I've come across a couple of nice Mac OS X utilities this week. Preferential Treatment (see link in left-hand frame of site) puts a nice graphical front end on Apple's plutil utility. plutil identifies corrupted .plist files, which can cause all sorts of odd behavioural problems in OS X. Not something I'll use every day, but certainly a program it's worth running once a month or so.

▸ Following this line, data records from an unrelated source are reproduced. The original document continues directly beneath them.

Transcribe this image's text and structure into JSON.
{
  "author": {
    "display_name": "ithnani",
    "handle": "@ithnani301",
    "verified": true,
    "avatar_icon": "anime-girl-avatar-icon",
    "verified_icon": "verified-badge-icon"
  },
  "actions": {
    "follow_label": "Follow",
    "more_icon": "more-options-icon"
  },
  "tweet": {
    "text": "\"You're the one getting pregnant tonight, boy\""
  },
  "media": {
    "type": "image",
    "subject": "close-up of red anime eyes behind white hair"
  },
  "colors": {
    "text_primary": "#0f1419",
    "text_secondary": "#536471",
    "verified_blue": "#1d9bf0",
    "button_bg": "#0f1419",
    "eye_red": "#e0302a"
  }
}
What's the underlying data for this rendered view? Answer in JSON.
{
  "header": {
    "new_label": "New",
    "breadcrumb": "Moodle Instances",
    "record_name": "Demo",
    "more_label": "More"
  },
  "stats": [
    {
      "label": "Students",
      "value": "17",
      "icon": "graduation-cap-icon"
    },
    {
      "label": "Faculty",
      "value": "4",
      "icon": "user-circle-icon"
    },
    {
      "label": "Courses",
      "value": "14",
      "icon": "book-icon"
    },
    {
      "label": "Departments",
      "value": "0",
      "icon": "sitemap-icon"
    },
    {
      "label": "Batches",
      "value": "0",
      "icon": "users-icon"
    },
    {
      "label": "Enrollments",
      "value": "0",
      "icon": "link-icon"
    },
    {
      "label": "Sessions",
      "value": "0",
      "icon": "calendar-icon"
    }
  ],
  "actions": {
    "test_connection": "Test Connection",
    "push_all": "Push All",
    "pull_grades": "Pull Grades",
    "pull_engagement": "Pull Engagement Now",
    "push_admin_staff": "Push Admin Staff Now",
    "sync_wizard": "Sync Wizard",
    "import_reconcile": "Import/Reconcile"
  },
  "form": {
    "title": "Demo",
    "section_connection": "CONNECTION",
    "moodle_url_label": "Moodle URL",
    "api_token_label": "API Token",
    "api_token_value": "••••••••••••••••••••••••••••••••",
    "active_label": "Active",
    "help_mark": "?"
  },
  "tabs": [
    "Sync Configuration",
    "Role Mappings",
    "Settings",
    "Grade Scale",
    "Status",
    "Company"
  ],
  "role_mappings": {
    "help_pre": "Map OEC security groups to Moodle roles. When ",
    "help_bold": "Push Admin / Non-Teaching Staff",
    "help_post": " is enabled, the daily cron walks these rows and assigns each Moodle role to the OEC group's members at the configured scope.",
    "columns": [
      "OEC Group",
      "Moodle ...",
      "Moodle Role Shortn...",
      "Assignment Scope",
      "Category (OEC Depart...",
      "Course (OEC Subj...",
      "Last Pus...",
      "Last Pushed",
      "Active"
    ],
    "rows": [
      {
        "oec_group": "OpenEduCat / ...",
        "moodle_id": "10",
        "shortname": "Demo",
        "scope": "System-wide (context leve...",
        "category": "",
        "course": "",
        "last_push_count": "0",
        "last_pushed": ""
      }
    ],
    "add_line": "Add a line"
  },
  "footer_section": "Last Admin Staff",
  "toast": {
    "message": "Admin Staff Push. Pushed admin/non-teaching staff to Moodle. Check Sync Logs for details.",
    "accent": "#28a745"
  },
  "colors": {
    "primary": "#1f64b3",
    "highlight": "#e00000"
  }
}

On the other hand, I most certainly will be using KeepAnEye every day. It's a tool which monitors all sorts of computerised files and online information and alerts the user when they've been updated. KeepAnEye can monitor web sites, RSS feeds and web site availability, as well as more specialised types of information such as eBay auctions and Yahoo! Stock Quotes. I don't particularly need most of those features, but I've been looking for a simple way to monitor the web sites I read which lack RSS feeds for a while now and KeepAnEye seems to be up to the job. It's highly customisable, allowing me to set the monitoring interval and the means by which the program will notify me a site has changed – opening a window on the web site, playing a sound, displaying an alert in the Dock or the menu bar. It's not as useful as an RSS feed – it can't distinguish between a new entry appearing on a weblog and the posting of a minor blogroll change – but it's a lot better than trying to remember to visit a site every day.